For AI workloads, the metric that matters is tensor core throughput — the RTX 4090 delivers 165 TFLOPS at FP16 dense, 330 with structured sparsity. Those are the numbers that actually move tokens. Headline figures — NVIDIA's or Apple's — are all marketing-friendly until you benchmark a real workload.

What I can do with this: fine-tune models up to ~13B with QLoRA, train smaller models from scratch, run inference on anything that fits in 24 GB VRAM. When it doesn't fit, I upgrade the GPU. Not the entire machine.

No unified memory pool. No macOS. No ecosystem magic. For what I do — that's fine.


But People Love It

They do. And I get it. My family still uses Apple devices. I'm the one who bought them.

The iPhone camera is genuinely top-tier — Samsung, Pixel, and Chinese brands like Huawei and Xiaomi have caught up or surpassed it on stills, but for video, iPhone still wins. Retina displays are gorgeous. The ecosystem is seamless if you're all-in.

If someone asks me what phone to buy, I'll push them away from Apple. But I'll be honest about where it excels. Probably less enthusiastically than where it doesn't. I'm biased. I know.

There's a practical reason I keep them around. I needed it for WebKit testing, Safari QA, and Xcode deployments. Some markets still skew heavily Apple — you can't just ignore that as a developer.

So I keep them. I just don't use them as my daily driver.


The "Totally Fair" Comparison

Here's my completely unbiased breakdown. I promise.

MacBook Pro / iMacCustom PC / Laptops (Lenovo, ASUS, etc.)
Build qualityBeautiful. Genuinely premium.Varies wildly. Mine has RGB though. That counts, right?
DisplayRetina is gorgeous. Designers love it.You pick your panel. 4K OLED? Ultrawide? Mini-LED? Your call.
Upgrade pathBuy a new one next year.Swap a part. Keep the rest. Desktop and some laptops.
RAMSoldered. Choose wisely at checkout.Slotted on desktops, often on laptops too. Change your mind whenever.
GPU computeFine for Figma.Desktop: fine for fine-tuning up to ~13B. Laptop: depends.
Repairability"Visit the Genius Bar" ($$$)Desktops: fully repairable. Laptops: ThinkPads are great, others vary.
EcosystemAirDrop, Handoff, iMessage. Seamless if you're all-in.USB-C, Bluetooth, open standards. Less magic, more freedom.
Privacy"What happens on your iPhone stays on your iPhone" (terms apply)You control the telemetry. Or don't. Your call.
PricingStarts at $1,699. Maxes at $7,349. For a laptop.Same budget, multiple times the specs.

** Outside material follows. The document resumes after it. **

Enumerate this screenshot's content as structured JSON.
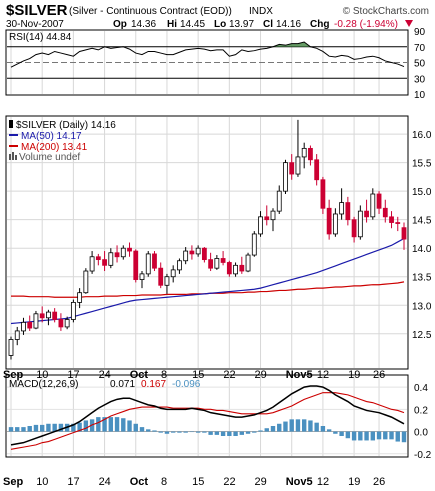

Or half the budget, same specs.
AI workloadsUnified memory is genuinely good for large model inference.CUDA ecosystem is genuinely good for everything else.
Software supportmacOS natively. You can virtualise Windows, but you need macOS for Xcode.Windows, Linux, or both. Run whatever you want.
MarketingWorld-class. Oscar-worthy keynotes.None. The specs speak for themselves.
Target audiencePeople who want things to just work.People who want to know why things work.

Look, I said I was biased.


The Real Innovation

Apple's real innovation isn't silicon. It's not the M-series chip. It's not the Neural Engine.

It's convincing millions of people that a sealed, non-upgradeable computer with premium pricing is somehow the pinnacle of professional hardware.

That takes talent.

Still not paying premium prices for sealed hardware. And now that I actually understand what these chips do — I'm even more sure about that.